Fourth is the emergence of new organizational models such as “one-person companies (OPC).” As agents become widespread as “silicon-based partners” and “digital employees,” it will drive the flourishing of the “one-person company” model. Entrepreneurs can complete complex tasks by directing “digital teams” composed of multiple agents, achieving higher efficiency with fewer people. In the future, the headcount of unicorn enterprises may be reduced by 10 times compared with today. With this lightweight, high-output organizational model, business innovation will reshape the basic logic of innovation and entrepreneurship. Fifth is the formation of a “machine economy” ecosystem driven by agents. Zhou Hongyi said that in the future, agents will act as a “new species” on the internet and gradually gain independent account, communications, and even payment systems, enabling them to replace humans in automatically handling information processing and business decision-making, as well as transaction performance. As large numbers of agents coordinate with one another, an exclusive agent-economy ecosystem is expected to take shape quickly.

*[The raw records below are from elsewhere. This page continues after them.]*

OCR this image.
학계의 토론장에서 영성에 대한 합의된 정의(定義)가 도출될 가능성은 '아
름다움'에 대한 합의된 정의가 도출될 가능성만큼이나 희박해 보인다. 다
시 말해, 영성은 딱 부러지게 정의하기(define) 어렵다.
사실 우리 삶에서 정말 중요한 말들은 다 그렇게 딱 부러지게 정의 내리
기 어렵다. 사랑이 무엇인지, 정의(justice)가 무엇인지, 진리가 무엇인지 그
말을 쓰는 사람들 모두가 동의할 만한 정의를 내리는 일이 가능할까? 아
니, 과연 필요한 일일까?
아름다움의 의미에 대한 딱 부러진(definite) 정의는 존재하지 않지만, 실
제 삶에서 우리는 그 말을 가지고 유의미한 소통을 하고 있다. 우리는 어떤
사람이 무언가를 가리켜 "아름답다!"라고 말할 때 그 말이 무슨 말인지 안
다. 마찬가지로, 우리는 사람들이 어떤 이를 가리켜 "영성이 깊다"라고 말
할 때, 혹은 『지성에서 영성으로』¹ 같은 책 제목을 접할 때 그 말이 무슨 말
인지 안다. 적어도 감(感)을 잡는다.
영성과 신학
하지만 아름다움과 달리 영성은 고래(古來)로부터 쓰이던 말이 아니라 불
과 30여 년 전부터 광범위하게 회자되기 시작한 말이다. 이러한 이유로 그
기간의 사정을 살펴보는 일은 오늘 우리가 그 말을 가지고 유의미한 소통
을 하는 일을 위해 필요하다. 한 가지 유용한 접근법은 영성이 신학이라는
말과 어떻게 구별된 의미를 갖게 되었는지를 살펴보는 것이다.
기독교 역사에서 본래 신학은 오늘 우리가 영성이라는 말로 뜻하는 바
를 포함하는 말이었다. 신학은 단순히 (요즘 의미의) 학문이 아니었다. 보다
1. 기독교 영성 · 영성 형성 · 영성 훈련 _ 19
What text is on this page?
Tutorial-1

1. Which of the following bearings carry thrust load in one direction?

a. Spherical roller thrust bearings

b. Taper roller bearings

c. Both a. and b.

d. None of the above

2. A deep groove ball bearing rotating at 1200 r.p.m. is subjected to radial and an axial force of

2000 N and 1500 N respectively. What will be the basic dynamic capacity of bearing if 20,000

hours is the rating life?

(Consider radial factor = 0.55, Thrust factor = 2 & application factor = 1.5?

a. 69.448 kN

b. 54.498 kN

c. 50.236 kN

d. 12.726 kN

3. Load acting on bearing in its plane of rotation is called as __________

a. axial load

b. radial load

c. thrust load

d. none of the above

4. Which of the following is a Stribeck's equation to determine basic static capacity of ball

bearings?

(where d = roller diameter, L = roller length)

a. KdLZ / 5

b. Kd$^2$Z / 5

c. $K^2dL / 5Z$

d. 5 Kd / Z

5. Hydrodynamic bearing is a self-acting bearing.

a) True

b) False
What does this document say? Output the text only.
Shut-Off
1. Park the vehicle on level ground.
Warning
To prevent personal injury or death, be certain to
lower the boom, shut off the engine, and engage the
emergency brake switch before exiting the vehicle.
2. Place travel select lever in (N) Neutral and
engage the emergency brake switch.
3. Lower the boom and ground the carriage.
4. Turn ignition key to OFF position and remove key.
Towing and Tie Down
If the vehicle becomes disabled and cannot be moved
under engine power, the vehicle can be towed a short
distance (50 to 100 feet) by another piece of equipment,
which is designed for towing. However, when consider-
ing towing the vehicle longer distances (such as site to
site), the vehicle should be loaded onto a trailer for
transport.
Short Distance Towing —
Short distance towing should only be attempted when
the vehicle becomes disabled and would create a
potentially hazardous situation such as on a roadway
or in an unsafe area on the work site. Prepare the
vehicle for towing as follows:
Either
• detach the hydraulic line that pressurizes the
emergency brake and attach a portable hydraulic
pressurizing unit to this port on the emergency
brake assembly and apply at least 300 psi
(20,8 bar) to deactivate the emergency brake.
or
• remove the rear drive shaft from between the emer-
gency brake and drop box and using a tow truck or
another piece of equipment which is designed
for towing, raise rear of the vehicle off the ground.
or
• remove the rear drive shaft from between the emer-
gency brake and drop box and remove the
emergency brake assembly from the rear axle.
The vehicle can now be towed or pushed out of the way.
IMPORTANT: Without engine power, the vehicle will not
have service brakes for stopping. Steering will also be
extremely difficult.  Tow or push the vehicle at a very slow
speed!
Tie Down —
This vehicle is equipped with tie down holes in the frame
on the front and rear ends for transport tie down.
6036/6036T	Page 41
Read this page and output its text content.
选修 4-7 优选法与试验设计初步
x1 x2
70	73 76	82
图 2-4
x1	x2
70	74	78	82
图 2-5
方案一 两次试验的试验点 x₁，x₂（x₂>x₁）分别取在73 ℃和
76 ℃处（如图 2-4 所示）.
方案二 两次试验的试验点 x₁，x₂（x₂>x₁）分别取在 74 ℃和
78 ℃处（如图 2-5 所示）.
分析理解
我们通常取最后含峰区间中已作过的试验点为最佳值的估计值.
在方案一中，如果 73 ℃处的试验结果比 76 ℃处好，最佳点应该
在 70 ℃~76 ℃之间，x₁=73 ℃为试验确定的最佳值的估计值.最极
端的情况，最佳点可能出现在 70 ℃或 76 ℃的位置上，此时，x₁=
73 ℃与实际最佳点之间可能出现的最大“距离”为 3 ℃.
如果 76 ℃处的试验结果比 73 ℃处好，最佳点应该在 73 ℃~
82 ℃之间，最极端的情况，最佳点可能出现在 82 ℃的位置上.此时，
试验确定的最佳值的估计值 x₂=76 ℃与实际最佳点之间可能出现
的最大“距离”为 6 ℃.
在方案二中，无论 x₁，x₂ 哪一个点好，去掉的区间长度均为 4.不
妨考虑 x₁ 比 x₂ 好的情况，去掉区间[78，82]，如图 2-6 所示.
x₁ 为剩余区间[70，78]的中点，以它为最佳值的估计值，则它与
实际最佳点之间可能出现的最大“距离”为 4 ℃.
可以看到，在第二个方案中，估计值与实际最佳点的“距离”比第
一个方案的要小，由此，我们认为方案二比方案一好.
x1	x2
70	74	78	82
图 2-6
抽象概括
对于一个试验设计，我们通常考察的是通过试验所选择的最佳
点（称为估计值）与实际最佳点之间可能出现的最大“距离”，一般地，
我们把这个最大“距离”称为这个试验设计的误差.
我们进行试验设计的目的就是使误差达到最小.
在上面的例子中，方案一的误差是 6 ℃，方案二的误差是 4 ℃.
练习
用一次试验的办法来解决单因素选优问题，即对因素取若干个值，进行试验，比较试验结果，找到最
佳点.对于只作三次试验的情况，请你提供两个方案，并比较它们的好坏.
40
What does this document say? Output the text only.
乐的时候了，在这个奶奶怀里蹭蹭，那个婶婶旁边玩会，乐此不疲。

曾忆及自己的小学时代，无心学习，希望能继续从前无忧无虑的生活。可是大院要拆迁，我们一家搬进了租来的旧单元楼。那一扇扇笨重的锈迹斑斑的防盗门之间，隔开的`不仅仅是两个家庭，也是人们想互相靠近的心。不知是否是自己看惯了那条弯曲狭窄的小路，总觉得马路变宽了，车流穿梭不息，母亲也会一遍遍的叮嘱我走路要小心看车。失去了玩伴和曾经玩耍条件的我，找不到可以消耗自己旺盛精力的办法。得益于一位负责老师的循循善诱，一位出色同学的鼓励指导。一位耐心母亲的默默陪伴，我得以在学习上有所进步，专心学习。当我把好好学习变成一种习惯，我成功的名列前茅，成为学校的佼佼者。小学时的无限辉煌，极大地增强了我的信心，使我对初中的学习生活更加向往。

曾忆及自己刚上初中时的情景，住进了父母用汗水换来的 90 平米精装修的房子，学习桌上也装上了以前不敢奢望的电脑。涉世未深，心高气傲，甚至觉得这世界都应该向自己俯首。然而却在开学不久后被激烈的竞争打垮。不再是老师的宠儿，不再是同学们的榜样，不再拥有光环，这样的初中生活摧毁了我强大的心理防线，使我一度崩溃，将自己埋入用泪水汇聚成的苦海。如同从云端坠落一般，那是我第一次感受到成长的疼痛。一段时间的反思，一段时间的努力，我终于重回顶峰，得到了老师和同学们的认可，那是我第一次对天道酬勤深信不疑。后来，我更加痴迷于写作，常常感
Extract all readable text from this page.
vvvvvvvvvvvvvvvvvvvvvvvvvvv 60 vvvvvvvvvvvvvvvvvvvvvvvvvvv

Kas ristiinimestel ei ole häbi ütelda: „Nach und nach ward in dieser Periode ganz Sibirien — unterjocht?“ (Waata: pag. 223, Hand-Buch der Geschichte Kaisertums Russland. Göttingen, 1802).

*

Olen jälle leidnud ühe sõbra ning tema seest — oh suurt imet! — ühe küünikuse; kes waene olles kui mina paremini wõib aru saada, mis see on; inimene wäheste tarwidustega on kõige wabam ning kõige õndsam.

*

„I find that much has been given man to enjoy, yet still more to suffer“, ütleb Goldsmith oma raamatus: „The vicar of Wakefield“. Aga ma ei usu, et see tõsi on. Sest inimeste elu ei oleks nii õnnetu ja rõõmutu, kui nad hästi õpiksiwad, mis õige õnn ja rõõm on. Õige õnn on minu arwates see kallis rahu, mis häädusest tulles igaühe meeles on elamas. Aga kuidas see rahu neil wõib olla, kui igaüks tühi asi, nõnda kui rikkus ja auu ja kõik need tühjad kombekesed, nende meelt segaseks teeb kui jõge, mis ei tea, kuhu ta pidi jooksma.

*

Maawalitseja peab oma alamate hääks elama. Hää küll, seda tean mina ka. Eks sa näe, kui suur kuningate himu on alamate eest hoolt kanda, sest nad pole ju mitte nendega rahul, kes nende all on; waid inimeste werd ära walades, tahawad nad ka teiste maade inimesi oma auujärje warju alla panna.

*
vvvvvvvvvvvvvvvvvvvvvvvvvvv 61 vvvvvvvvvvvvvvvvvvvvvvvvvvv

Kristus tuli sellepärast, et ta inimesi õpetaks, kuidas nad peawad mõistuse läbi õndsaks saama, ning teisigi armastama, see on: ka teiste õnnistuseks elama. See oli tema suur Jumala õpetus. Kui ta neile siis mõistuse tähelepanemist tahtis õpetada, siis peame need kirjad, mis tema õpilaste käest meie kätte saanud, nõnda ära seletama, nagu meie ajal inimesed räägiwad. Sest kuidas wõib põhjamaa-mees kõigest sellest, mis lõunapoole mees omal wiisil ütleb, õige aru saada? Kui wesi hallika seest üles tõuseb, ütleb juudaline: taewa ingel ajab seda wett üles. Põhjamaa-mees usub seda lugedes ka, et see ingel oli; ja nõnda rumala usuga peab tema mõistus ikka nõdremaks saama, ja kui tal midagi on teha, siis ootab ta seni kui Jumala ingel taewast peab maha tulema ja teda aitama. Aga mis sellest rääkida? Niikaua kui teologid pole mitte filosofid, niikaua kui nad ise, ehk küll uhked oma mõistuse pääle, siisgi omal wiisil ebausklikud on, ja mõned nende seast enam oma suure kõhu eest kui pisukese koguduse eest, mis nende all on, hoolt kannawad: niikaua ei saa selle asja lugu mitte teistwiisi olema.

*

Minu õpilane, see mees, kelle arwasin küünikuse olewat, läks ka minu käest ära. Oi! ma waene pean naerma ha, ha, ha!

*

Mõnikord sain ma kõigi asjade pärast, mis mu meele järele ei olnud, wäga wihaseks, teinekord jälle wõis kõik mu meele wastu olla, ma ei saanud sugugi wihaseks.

Sixth is the coordinated upgrade of underlying industries such as computing power and energy. Always-on agent applications will trigger a hundredfold-level growth in compute consumption. This will promote the separation of inference computing from training computing, directly giving rise to an independent “inference chip” industry. Meanwhile, the massive demand for compute will further be transmitted to the electricity and energy systems, unlocking trillion-level markets across power supporting industries and upstream and downstream sectors such as green electricity and nuclear power, forming new growth momentum. Zhou Hongyi said that artificial intelligence is moving from point breakthroughs toward system-level reshaping, and agents will become an important vehicle connecting technological innovation with industrial upgrading. In the future, 360 will continue to increase investment in the Zhongguancun artificial intelligence track, and will deeply develop subfields such as humanoid robot R&D and AI services. By promoting deep integration of technology and industries and fostering an innovation ecosystem with an open-and-win mindset, it will fully empower individuals and organizations, and work together to incubate more super enterprises of the intelligent age—driving the emergence of a new round of unicorns at an accelerated pace.